На следующий день, 20 ноября, испытывая недостаток мяса, пополнили свою кладовую: убили самку тюленя и тюлененка. Под вечер, когда остановились, я прошел к обрыву, находившемуся в трех километрах; до мыса Иризар оставалось отсюда еще около десяти километров. Скалы в этой части берега были сложены грубым гнейсовым гранитом, образцы которого я взял. Обрыв, высотой около 30 метров, состоял из гнейса, над которым виднелся покров изрезанного трещинами глетчерного льда, толщиной около 20–25 метров. У подножья обрыва между морским льдом и береговым была широкая приливная трещина – такой ширины, что через нее трудно было перебраться. Весь берег буквально кишел тюленями и их детенышами; на протяжении примерно 300 метров их было свыше полусотни.
На расстоянии в три километра палатку, конечно, не было видно. При возвращении, как и в других подобных случаях, пришлось определять направление преимущественно по собственным следам.
21 ноября тащиться с санями было столь же тяжело – соленый снег на поверхности растаял, и морской лед был также вязким. Смогли сделать лишь 4,2 км.
22 ноября, огибая небольшой выступающий в море глетчер метров 10–12 высотой, мы получили возможность хорошо рассмотреть мыс Иризар и ледяной барьер Дригальского.
23 ноября поднялась небольшая снежная метель, но мы продолжали идти вперед, так как не могли больше терять времени. Около 3 часов метель улеглась, и с плоскогорья начал дуть не особенно сильный западный ветер. Вечером, после того как поставили палатку и поужинали, я отправился опять осмотреть берег, находившийся в полутора километрах. И здесь преобладающей горной породой был гнейсо-гранит с большими беловатыми прожилками гранитового аплита
[119]. На небольших участках, покрытых песком и гравием, а также кое-где в трещинах гранита, рос ярко-зеленый мох. Поверх обрыва виднелся покров из голубого глетчерного льда. Вырубая ледорубами ступени я полез наверх, чтобы добыть пресного льда для кухонных надобностей. Уже почти достигнув верха обрыва, я нечаянно поскользнулся и покатился вниз. Впрочем, мне удалось остановиться, зацепившись задним концом ледоруба.
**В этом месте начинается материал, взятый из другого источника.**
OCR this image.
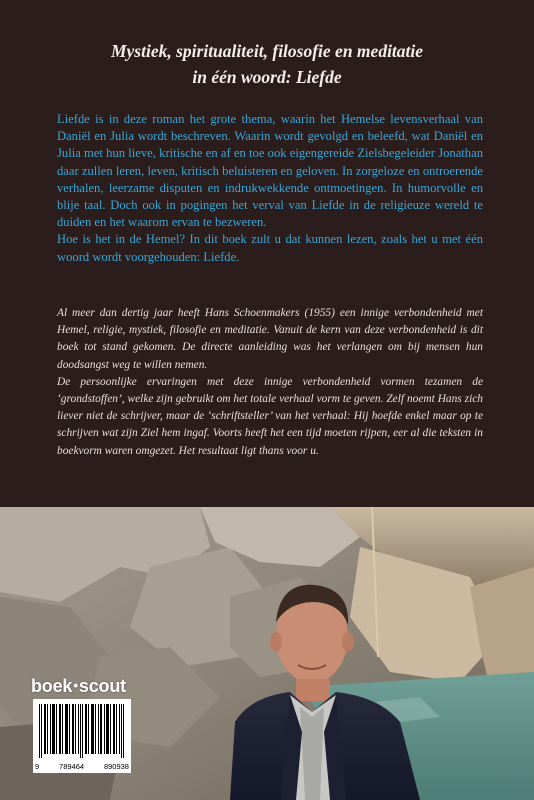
Mystiek, spiritualiteit, filosofie en meditatie
in één woord: Liefde

Liefde is in deze roman het grote thema, waarin het Hemelse levensverhaal van Daniël en Julia wordt beschreven. Waarin wordt gevolgd en beleefd, wat Daniël en Julia met hun lieve, kritische en af en toe ook eigengereide Zielsbegeleider Jonathan daar zullen leren, leven, kritisch beluisteren en geloven. In zorgeloze en ontroerende verhalen, leerzame disputen en indrukwekkende ontmoetingen. In humorvolle en blije taal. Doch ook in pogingen het verval van Liefde in de religieuze wereld te duiden en het waarom ervan te bezweren.

Hoe is het in de Hemel? In dit boek zult u dat kunnen lezen, zoals het u met één woord wordt voorgehouden: Liefde.

Al meer dan dertig jaar heeft Hans Schoenmakers (1955) een innige verbondenheid met Hemel, religie, mystiek, filosofie en meditatie. Vanuit de kern van deze verbondenheid is dit boek tot stand gekomen. De directe aanleiding was het verlangen om bij mensen hun doodsangst weg te willen nemen.

De persoonlijke ervaringen met deze innige verbondenheid vormen tezamen de ‘grondstoffen’, welke zijn gebruikt om het totale verhaal vorm te geven. Zelf noemt Hans zich liever niet de schrijver, maar de ‘schriftsteller’ van het verhaal: Hij hoefde enkel maar op te schrijven wat zijn Ziel hem ingaf. Voorts heeft het een tijd moeten rijpen, eer al die teksten in boekvorm waren omgezet. Het resultaat ligt thans voor u.

boek•scout
9	789464	890938
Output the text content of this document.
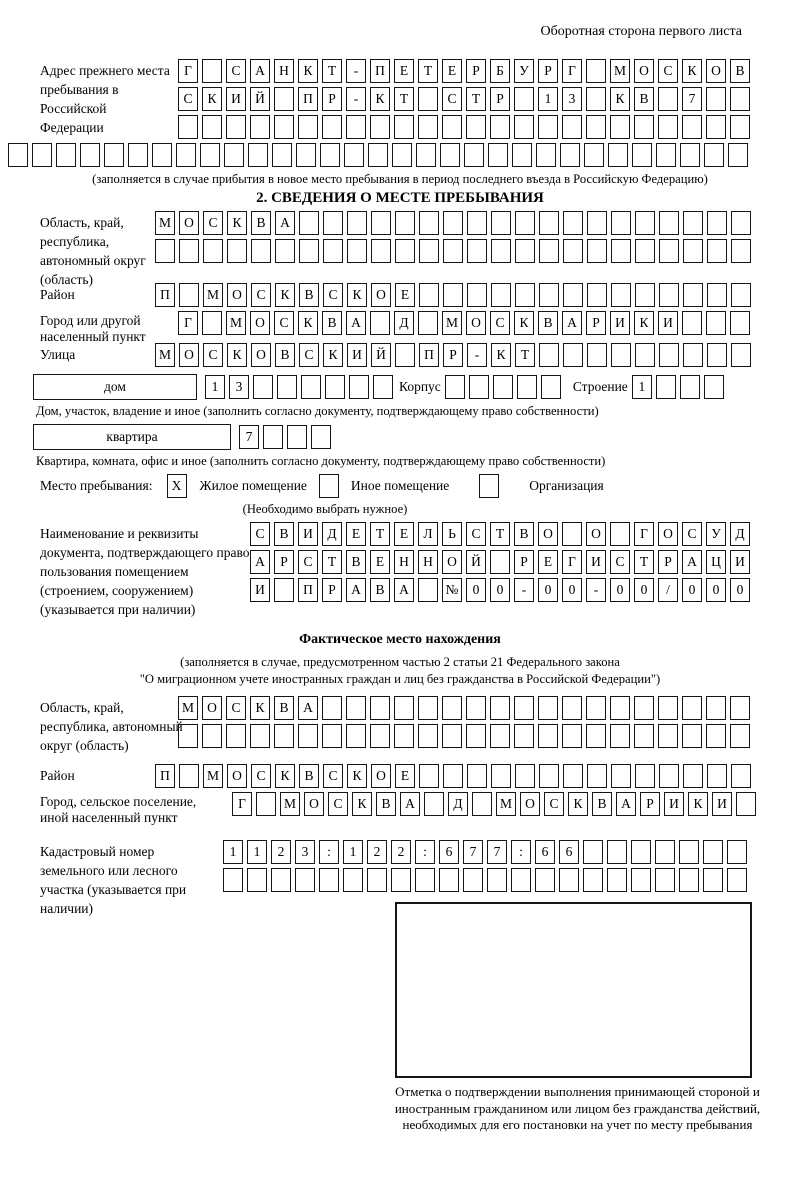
Оборотная сторона первого листа
Адрес прежнего места пребывания в Российской Федерации
Г	С	А	Н	К	Т	-	П	Е	Т	Е	Р	Б	У	Р	Г	М О	С	К	О	В
С	К	И	Й	П	Р	-	К	Т	С	Т	Р	1	3	К	В	7
(заполняется в случае прибытия в новое место пребывания в период последнего въезда в Российскую Федерацию)
2. СВЕДЕНИЯ О МЕСТЕ ПРЕБЫВАНИЯ
Область, край, республика, автономный округ (область)
М О	С	К	В	А
Район	П	М О	С	К	В	С	К	О	Е
Город или другой населенный пункт
Г	М О	С	К	В	А	Д	М О	С	К	В	А	Р	И	К	И
Улица	М О	С	К	О	В	С	К	И	Й	П	Р	-	К	Т
дом	1	3	Корпус	Строение 1
Дом, участок, владение и иное (заполнить согласно документу, подтверждающему право собственности)
квартира	7
Квартира, комната, офис и иное (заполнить согласно документу, подтверждающему право собственности)
Место пребывания:	X	Жилое помещение	Иное помещение	Организация
(Необходимо выбрать нужное)
Наименование и реквизиты документа, подтверждающего право пользования помещением (строением, сооружением) (указывается при наличии)
С	В	И	Д	Е	Т	Е	Л	Ь	С	Т	В	О	О	Г	О	С	У	Д
А	Р	С	Т	В	Е	Н	Н	О	Й	Р	Е	Г	И	С	Т	Р	А	Ц	И
И	П	Р	А	В	А	№	0	0	-	0	0	-	0	0	/	0	0	0
Фактическое место нахождения
(заполняется в случае, предусмотренном частью 2 статьи 21 Федерального закона
"О миграционном учете иностранных граждан и лиц без гражданства в Российской Федерации")
Область, край, республика, автономный округ (область)
М О	С	К	В	А
Район	П	М О	С	К	В	С	К	О	Е
Город, сельское поселение, иной населенный пункт
Г	М О	С	К	В	А	Д	М О	С	К	В	А	Р	И	К	И
Кадастровый номер земельного или лесного участка (указывается при наличии)
1	1	2	3	:	1	2	2	:	6	7	7	:	6	6
Отметка о подтверждении выполнения принимающей стороной и иностранным гражданином или лицом без гражданства действий, необходимых для его постановки на учет по месту пребывания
Я только порезал руки и получил несколько ушибов, но серьезных повреждений не было. Весь лед здесь имел горьковатый вкус. Очевидно, в бурную погоду, когда море летом открыто, брызги с моря долетали до верха мыса и просолили лед морской солью. Наконец, мне удалось достать пресного льда в виде больших ледяных сосулек, свисавших с выступающего карнизом края глетчера. С этими сосульками и геологическими образцами я побрел назад в лагерь.
24 ноября с плоскогорья дул сильный пронизывающий западно-юго-западный ветер. Позже, около 2 часов утра ветер утих и к 9 часам температура поднялась до —6,7 °C. Мы все очень страдали от недосыпания и хотя поверхность снега была теперь лучше, чем раньше, все же страшно устали тащить сани. Наш трехспальный мешок, в котором каждый более или менее плотно прижат к двум другим сотоварищам, когда все храпят и толкают друг друга во сне, причем каждый, проснувшись, находит, что его сильнее толкали, чем он сам толкал, не может дать сколько-нибудь полного отдыха. Нам не раз приходилось горько раскаиваться в том, что взяли такой мешок, а не три обыкновенных. В этот день спали вечером немного дольше обычного.
Ранним утром 25 ноября мы проснулись отдохнувшими. Интересно было наблюдать перед завтраком напряженное выражение лица дежурного по питанию, сидевшего, уткнув нос, в наружную крышку алюминиевой кухни, чтобы уловить первое мгновение, когда пахнёт восхитительным ароматом, возвещающим, что чай во внутреннем котелке начал кипеть. Едва услышав запах чая, дежурный немедленно отвинчивал медный клапан для спуска воздуха и тушил примус, чтобы экономить керосин.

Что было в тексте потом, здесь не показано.